Hier einige Details dieser Irreführung:
Wir erlebten im Ashram die geführte Meditation mit Amma. Wir wurden aufgefordert, beim Einatmen "Ma" (Koseform von Amma, Mutter) und beim Ausatmen "OM" zu denken bzw. laut zu sprechen (es wurde hier langgezogen ausgesprochen: "Oooooooommmmm") . Was es mit dieser "göttlichen Mutter" auf sich hat beginnen wir vielleicht jetzt so langsam zu erkennen. Wenn man aber dann auch noch weiß, daß die als "heilige Urschwingung der Schöpfung" angesehene Silbe "OM" keinesfalls von Gott kommt, sondern von gottspielenwollenden Wesenheiten vor sehr langer Zeit als schwarzmagischer Klanglaut kreiert wurde mit dem Ziel, die Lebensenergie aus den Menschen herauszusaugen, um "ihre Pläne" zu verwirklichen, kann man diese Meditation als zutiefst destruktiv bezeichnen. Das Ziel der dahinterstehenden Wesenheiten ist es, den Menschen völlig lethargisch und antriebslos zu machen. Alle aufsteigenden Gedanken sollen in dieser Meditation wegmeditiert werden, d.h. durch pausenloses Denken eines Wortes (Mantra) wie Ma, Om oder des Aufsagen der "tausend Namen der göttlichen Mutter". Der Tagesablauf beginnt bereits morgens um 4:30 Uhr nach den von Amma empfohlenen 4 Stunden Schlaf mit eben diesem rezitieren der 1000 Namen Kalis, gefolgt von der oben beschriebenen Meditation.
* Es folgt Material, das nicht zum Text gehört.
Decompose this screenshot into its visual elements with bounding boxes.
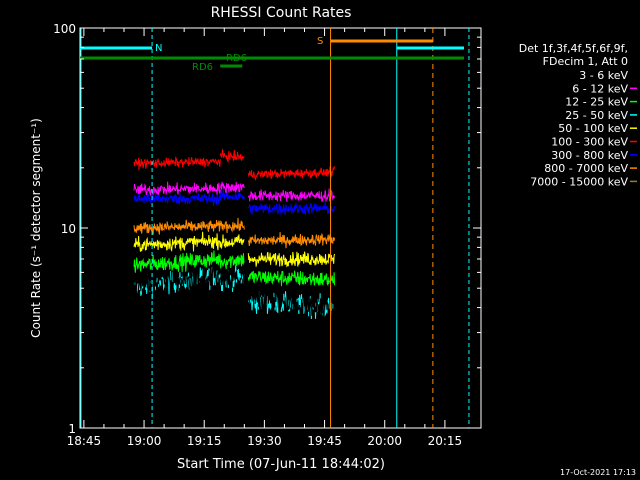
chart-title: RHESSI Count Rates xyxy=(211,5,352,21)
series-line-1 xyxy=(133,181,336,202)
x-tick-label-1: 19:00 xyxy=(127,434,162,448)
x-tick-label-5: 20:00 xyxy=(367,434,402,448)
legend-label-2: 12 - 25 keV xyxy=(565,96,628,109)
x-tick-label-2: 19:15 xyxy=(187,434,222,448)
y-tick-label-0: 1 xyxy=(68,422,76,436)
x-tick-label-6: 20:15 xyxy=(428,434,463,448)
annotation-n-label: N xyxy=(155,43,162,54)
x-tick-label-0: 18:45 xyxy=(67,434,102,448)
x-axis-label: Start Time (07-Jun-11 18:44:02) xyxy=(177,457,385,472)
annotation-rd6-label-lower: RD6 xyxy=(192,62,213,73)
x-tick-label-4: 19:45 xyxy=(307,434,342,448)
series-line-0 xyxy=(133,258,336,326)
legend-label-0: 3 - 6 keV xyxy=(579,69,628,82)
legend-label-8: 7000 - 15000 keV xyxy=(530,175,628,188)
series-line-4 xyxy=(133,231,336,268)
series-line-2 xyxy=(133,250,336,287)
legend-label-5: 100 - 300 keV xyxy=(551,136,628,149)
legend-header-line1: Det 1f,3f,4f,5f,6f,9f, xyxy=(519,42,628,55)
legend-label-1: 6 - 12 keV xyxy=(572,82,628,95)
annotation-s-label: S xyxy=(317,36,323,47)
y-tick-label-2: 100 xyxy=(53,22,76,36)
legend-label-6: 300 - 800 keV xyxy=(551,149,628,162)
x-tick-label-3: 19:30 xyxy=(247,434,282,448)
annotation-rd6-label-upper: RD6 xyxy=(226,53,247,64)
generation-timestamp: 17-Oct-2021 17:13 xyxy=(560,468,636,477)
y-axis-label: Count Rate (s⁻¹ detector segment⁻¹) xyxy=(29,118,43,338)
legend-label-7: 800 - 7000 keV xyxy=(544,162,628,175)
legend-label-4: 50 - 100 keV xyxy=(558,122,628,135)
legend-label-3: 25 - 50 keV xyxy=(565,109,628,122)
series-line-6 xyxy=(133,187,336,216)
legend-header-line2: FDecim 1, Att 0 xyxy=(543,55,628,68)
series-line-5 xyxy=(133,149,336,181)
y-tick-label-1: 10 xyxy=(61,222,76,236)
series-line-7 xyxy=(133,217,336,249)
Die Persönlichkeit und das Gehirn zum Denken muß der länger in Amma´s Ashram Anwesende regelrecht "an der Garderobe abgeben". Und alles unter dem Deckmantel der "Egoauflösung". Kann sich der Leser vorstellen, was mit einem Menschen geschieht, welcher vollständig Gehorsam zollend gegenüber dem Guru Amma, über viele Jahre dessen Anweisungen befolgt, Anweisungen welche aus der Besetztheit durch Kali entstehen, bzw. auch durch das Aufwachsen Amma´s in der indischen Philosophie, welche durchtränkt ist mit den Philosophien von "Göttern" wie z.B. Shiva, Durga oder Kali (Anm.: Durga und Kali sind nicht, wie die indische Philosophie annimmt 2 Aspekte ein und derselben Wesenheit Parvati´s sondern tatsächlich zwei Wesenheiten. Mit Durga hatten wir bereits auf einer Indienreise im Januar 2002 Kontakt), welche sich erst jetzt so allmählich auf den Rückweg zu Gott, unserem wahren Schöpfer, machen und beginnen, ihren wahnsinnigen Eigenwillen einzusehen.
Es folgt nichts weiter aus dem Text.